The concept, put forward by Labour, received the green light after it was backed by MSPs in a parliamentary vote.
Backed by Labour, Conservative and Liberal Democrat MSPs, not the SNP.
The three Unionist (anti-independence) parties say the commission offers what the majority of people in Scotland want, discussion over beefed-up powers at Holyrood - not independence.
They also say that, unlike the national conversation, the Holyrood vote gave a proper mandate to the constitutional commission.
The SNP says its mandate for the national conversation came from the fact it won the Scottish election.
And the constitutional commission, to be funded by the Scottish Parliament and UK government, has not been without its internal problems.
Its chairman, the senior academic Professor Sir Kenneth Calman, insists it is an independent body which will not be pressurised by outside forces, ie Downing Street.
Prime Minister Gordon Brown, who had earlier referred to it as a "review", now recognises it as a commission.
Alex Salmond said he had an open mind when it came to reform
And Scottish Labour leader Wendy Alexander, who wants to consider handing devolved powers back to Westminster, has clashed with her Lib Dem opposite number Nicol Stephen, who does not.
So to which constitutional review should the public turn?

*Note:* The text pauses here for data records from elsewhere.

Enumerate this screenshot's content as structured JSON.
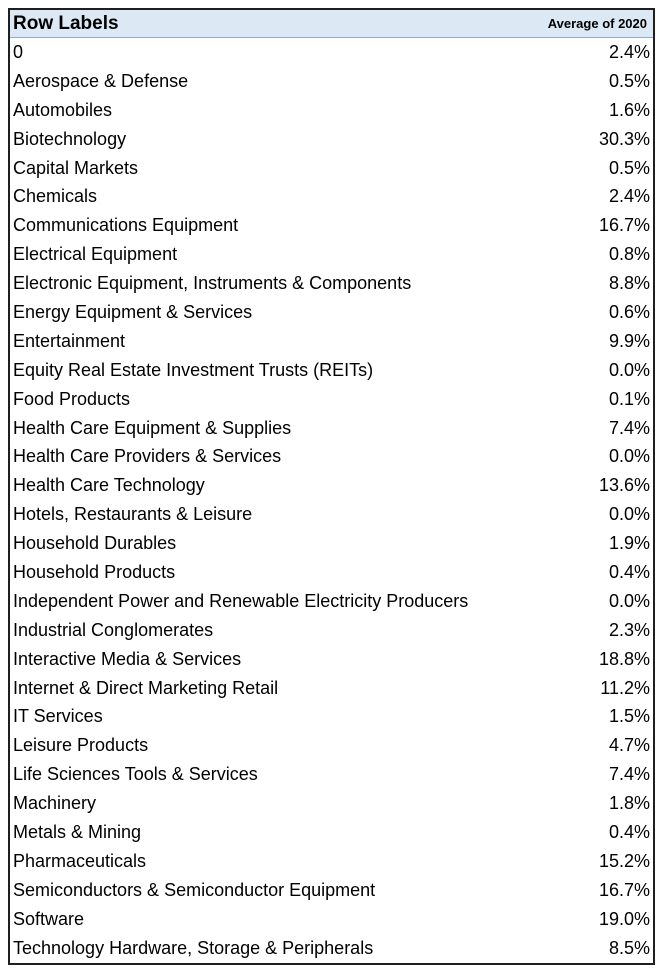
{
  "header": {
    "row_labels": "Row Labels",
    "value_label": "Average of 2020"
  },
  "rows": [
    {
      "label": "0",
      "value": "2.4%"
    },
    {
      "label": "Aerospace & Defense",
      "value": "0.5%"
    },
    {
      "label": "Automobiles",
      "value": "1.6%"
    },
    {
      "label": "Biotechnology",
      "value": "30.3%"
    },
    {
      "label": "Capital Markets",
      "value": "0.5%"
    },
    {
      "label": "Chemicals",
      "value": "2.4%"
    },
    {
      "label": "Communications Equipment",
      "value": "16.7%"
    },
    {
      "label": "Electrical Equipment",
      "value": "0.8%"
    },
    {
      "label": "Electronic Equipment, Instruments & Components",
      "value": "8.8%"
    },
    {
      "label": "Energy Equipment & Services",
      "value": "0.6%"
    },
    {
      "label": "Entertainment",
      "value": "9.9%"
    },
    {
      "label": "Equity Real Estate Investment Trusts (REITs)",
      "value": "0.0%"
    },
    {
      "label": "Food Products",
      "value": "0.1%"
    },
    {
      "label": "Health Care Equipment & Supplies",
      "value": "7.4%"
    },
    {
      "label": "Health Care Providers & Services",
      "value": "0.0%"
    },
    {
      "label": "Health Care Technology",
      "value": "13.6%"
    },
    {
      "label": "Hotels, Restaurants & Leisure",
      "value": "0.0%"
    },
    {
      "label": "Household Durables",
      "value": "1.9%"
    },
    {
      "label": "Household Products",
      "value": "0.4%"
    },
    {
      "label": "Independent Power and Renewable Electricity Producers",
      "value": "0.0%"
    },
    {
      "label": "Industrial Conglomerates",
      "value": "2.3%"
    },
    {
      "label": "Interactive Media & Services",
      "value": "18.8%"
    },
    {
      "label": "Internet & Direct Marketing Retail",
      "value": "11.2%"
    },
    {
      "label": "IT Services",
      "value": "1.5%"
    },
    {
      "label": "Leisure Products",
      "value": "4.7%"
    },
    {
      "label": "Life Sciences Tools & Services",
      "value": "7.4%"
    },
    {
      "label": "Machinery",
      "value": "1.8%"
    },
    {
      "label": "Metals & Mining",
      "value": "0.4%"
    },
    {
      "label": "Pharmaceuticals",
      "value": "15.2%"
    },
    {
      "label": "Semiconductors & Semiconductor Equipment",
      "value": "16.7%"
    },
    {
      "label": "Software",
      "value": "19.0%"
    },
    {
      "label": "Technology Hardware, Storage & Peripherals",
      "value": "8.5%"
    }
  ]
}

On the one hand there is the pro-independence Scottish Government version and, on the other, the parliament-endorsed commission, spearheaded by the pro-Union parties which will not consider independence.
Perhaps the last word should go to Holyrood's sole independent MSP Margo MacDonald.
She says both these ventures need a reality check, that, rather than talking about powers, they should be asking the public what they want, and then translate the responses into how that can be achieved.
Perhaps the parties will heed the lone voice who claims to speak for all.